9 thoughts on “Facebook and Genealogy

  1. Great post Kim, Facebook is not only good for location specific genie discussions and tech tools but also surname and reunion groups. As you say other family members can easily dip in. What I like is some of the surname groups get found by people new to genealogy searching there own name and voila, the start asking genie questions which can lead them interested in sharing info about their branch.

    One issue for me is getting ones newsfeed more focussed, so I have made a list for all my friends and family and another for Family. History News, so all the news from the GLAM repositories as well as the commercial and non prints is in one place. The list is public anyone can subscribe to it…. https://www.facebook.com/lists/10152016130406275

    Thanks again for blogging about key benefits of Facebook for genie’s… Michelle

    1. I haven’t done much with surname groups. But I do using “lists” to focus your timeline and share with specific people is one of the most powerful yet least understood features of FB. Thanks for bringing it up!
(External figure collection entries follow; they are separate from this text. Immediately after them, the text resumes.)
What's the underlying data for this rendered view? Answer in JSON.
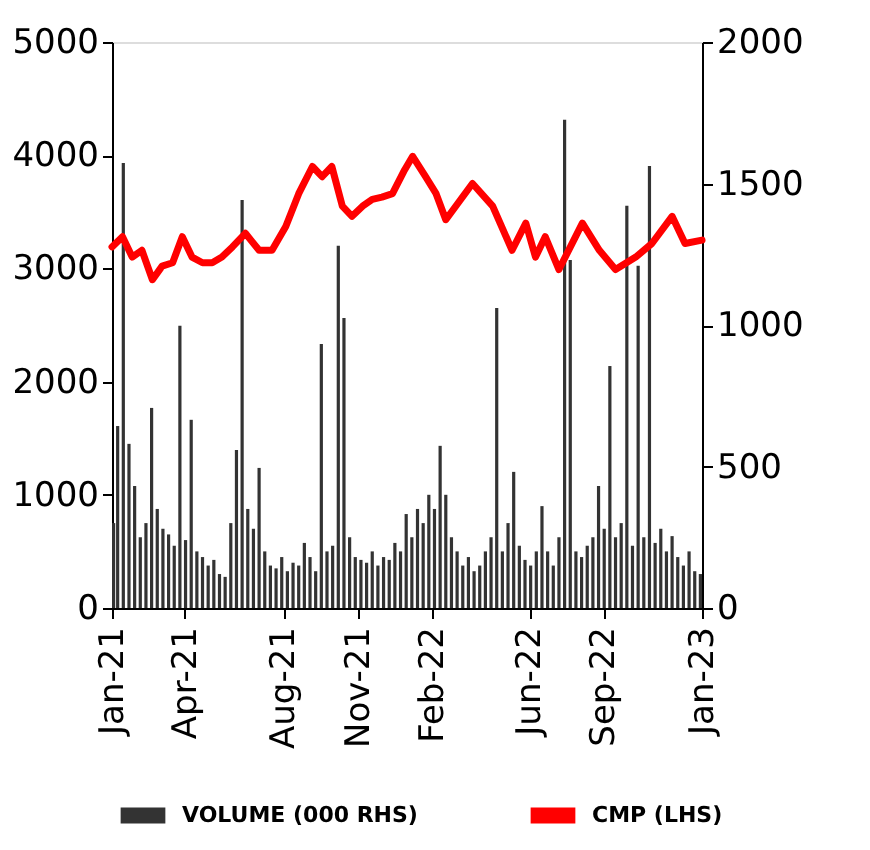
{
  "chart_data": {
    "type": "line",
    "xlim": [
      "2021-01-01",
      "2023-01-01"
    ],
    "xticks": [
      {
        "value": "2021-01-01",
        "label": "Jan-21"
      },
      {
        "value": "2021-04-01",
        "label": "Apr-21"
      },
      {
        "value": "2021-08-01",
        "label": "Aug-21"
      },
      {
        "value": "2021-11-01",
        "label": "Nov-21"
      },
      {
        "value": "2022-02-01",
        "label": "Feb-22"
      },
      {
        "value": "2022-06-01",
        "label": "Jun-22"
      },
      {
        "value": "2022-09-01",
        "label": "Sep-22"
      },
      {
        "value": "2023-01-01",
        "label": "Jan-23"
      }
    ],
    "ylim": [
      0,
      5000
    ],
    "yticks": [
      0,
      1000,
      2000,
      3000,
      4000,
      5000
    ],
    "y2lim": [
      0,
      2000
    ],
    "y2ticks": [
      0,
      500,
      1000,
      1500,
      2000
    ],
    "legend": "bottom",
    "series": [
      {
        "name": "VOLUME (000 RHS)",
        "type": "bar",
        "axis": "y2",
        "color": "#333333",
        "x": [
          "2021-01-03",
          "2021-01-08",
          "2021-01-15",
          "2021-01-22",
          "2021-01-29",
          "2021-02-05",
          "2021-02-12",
          "2021-02-19",
          "2021-02-26",
          "2021-03-05",
          "2021-03-12",
          "2021-03-19",
          "2021-03-26",
          "2021-04-02",
          "2021-04-09",
          "2021-04-16",
          "2021-04-23",
          "2021-04-30",
          "2021-05-07",
          "2021-05-14",
          "2021-05-21",
          "2021-05-28",
          "2021-06-04",
          "2021-06-11",
          "2021-06-18",
          "2021-06-25",
          "2021-07-02",
          "2021-07-09",
          "2021-07-16",
          "2021-07-23",
          "2021-07-30",
          "2021-08-06",
          "2021-08-13",
          "2021-08-20",
          "2021-08-27",
          "2021-09-03",
          "2021-09-10",
          "2021-09-17",
          "2021-09-24",
          "2021-10-01",
          "2021-10-08",
          "2021-10-15",
          "2021-10-22",
          "2021-10-29",
          "2021-11-05",
          "2021-11-12",
          "2021-11-19",
          "2021-11-26",
          "2021-12-03",
          "2021-12-10",
          "2021-12-17",
          "2021-12-24",
          "2021-12-31",
          "2022-01-07",
          "2022-01-14",
          "2022-01-21",
          "2022-01-28",
          "2022-02-04",
          "2022-02-11",
          "2022-02-18",
          "2022-02-25",
          "2022-03-04",
          "2022-03-11",
          "2022-03-18",
          "2022-03-25",
          "2022-04-01",
          "2022-04-08",
          "2022-04-15",
          "2022-04-22",
          "2022-04-29",
          "2022-05-06",
          "2022-05-13",
          "2022-05-20",
          "2022-05-27",
          "2022-06-03",
          "2022-06-10",
          "2022-06-17",
          "2022-06-24",
          "2022-07-01",
          "2022-07-08",
          "2022-07-15",
          "2022-07-22",
          "2022-07-29",
          "2022-08-05",
          "2022-08-12",
          "2022-08-19",
          "2022-08-26",
          "2022-09-02",
          "2022-09-09",
          "2022-09-16",
          "2022-09-23",
          "2022-09-30",
          "2022-10-07",
          "2022-10-14",
          "2022-10-21",
          "2022-10-28",
          "2022-11-04",
          "2022-11-11",
          "2022-11-18",
          "2022-11-25",
          "2022-12-02",
          "2022-12-09",
          "2022-12-16",
          "2022-12-23",
          "2022-12-30"
        ],
        "values": [
          300,
          643,
          1572,
          580,
          431,
          250,
          300,
          707,
          350,
          280,
          260,
          220,
          997,
          240,
          665,
          200,
          180,
          150,
          170,
          120,
          110,
          300,
          558,
          1442,
          350,
          280,
          495,
          200,
          150,
          140,
          180,
          130,
          160,
          150,
          230,
          180,
          130,
          933,
          200,
          220,
          1280,
          1025,
          250,
          180,
          170,
          160,
          200,
          150,
          180,
          170,
          230,
          200,
          332,
          250,
          350,
          300,
          400,
          350,
          573,
          400,
          250,
          200,
          150,
          180,
          130,
          150,
          200,
          250,
          1060,
          200,
          300,
          481,
          220,
          170,
          150,
          200,
          360,
          200,
          150,
          250,
          1725,
          1230,
          200,
          180,
          220,
          250,
          431,
          280,
          855,
          250,
          300,
          1421,
          220,
          1209,
          250,
          1562,
          230,
          280,
          200,
          254,
          180,
          150,
          200,
          130,
          120
        ]
      },
      {
        "name": "CMP (LHS)",
        "color": "#ff0000",
        "x": [
          "2021-01-01",
          "2021-01-14",
          "2021-01-26",
          "2021-02-07",
          "2021-02-20",
          "2021-03-04",
          "2021-03-17",
          "2021-03-29",
          "2021-04-10",
          "2021-04-23",
          "2021-05-05",
          "2021-05-17",
          "2021-05-30",
          "2021-06-15",
          "2021-07-02",
          "2021-07-18",
          "2021-08-04",
          "2021-08-20",
          "2021-09-06",
          "2021-09-18",
          "2021-09-30",
          "2021-10-13",
          "2021-10-25",
          "2021-11-07",
          "2021-11-19",
          "2021-12-01",
          "2021-12-14",
          "2021-12-29",
          "2022-01-08",
          "2022-01-24",
          "2022-02-06",
          "2022-02-18",
          "2022-03-23",
          "2022-04-17",
          "2022-05-11",
          "2022-05-28",
          "2022-06-09",
          "2022-06-21",
          "2022-07-08",
          "2022-08-06",
          "2022-08-27",
          "2022-09-16",
          "2022-10-11",
          "2022-10-31",
          "2022-11-25",
          "2022-12-11",
          "2023-01-01"
        ],
        "values": [
          3190,
          3280,
          3100,
          3160,
          2900,
          3020,
          3050,
          3280,
          3100,
          3050,
          3050,
          3100,
          3190,
          3310,
          3160,
          3160,
          3370,
          3660,
          3900,
          3810,
          3900,
          3550,
          3460,
          3550,
          3610,
          3630,
          3660,
          3870,
          3990,
          3810,
          3660,
          3430,
          3750,
          3550,
          3160,
          3400,
          3100,
          3280,
          2990,
          3400,
          3160,
          2990,
          3100,
          3220,
          3460,
          3220,
          3250
        ]
      }
    ]
  }
}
  2. Genealogists.com, one of the largest family history research firms in the world has been using Facebook quite successfully and has created the most read Facebook page of any family history research firm. Likewise, FamilySearch and Ancestry.com have been using Facebook successfully for several years. Facebook is great for communicating new developments in the family history industry and for sharing educational and informative posts with others.

    1. Your organization seems to use “pages” well as a business, but as I alluded to in the post, many of our larger businesses face the challenge of a FB page filled with negativity. As a user, I’ve un-joined a few big name business pages because of how negative the comments always are…and I’m sure I’m missing some good stuff there as a result. But as they say, haters gonna hate. But when it works, it’s a beautiful thing to behold.

  3. Many of the genealogy groups and surname groups I belong to use the “documents” or “docs” feature on Facebook. There we can post genealogies, surnames we are searching, DNA information or what-have-you and it is easily accessible Other groups don’t use them at all. It is the only way to archive information on Facebook. The problem is that most of the juicy bits happen in the comments. That’s where folks make cousin connections, corrections to lineages, and all the interesting stuff that happens in the moment.

    1. Heather, thanks for the tips on the “docs” feature. I’ve seen individuals use the “notes” feature in a similar way. But you are absolutely right: All the “juicy” stuff happens in the oh-so-ephemeral comments.

  4. I have had good luck in connecting with others researching same areas and surnames with FB. Another plus has been posting pictures to County pages and having then identified! Thanks for a great post!

    1. Cheri, Aren’t the county focused groups so much fun? But it takes a lot of generous people to keep them going and keep them positive. The state ones are useful too. I’ve joined groups for Wyoming research and California research and both have a mix of beginning through advanced members contributing.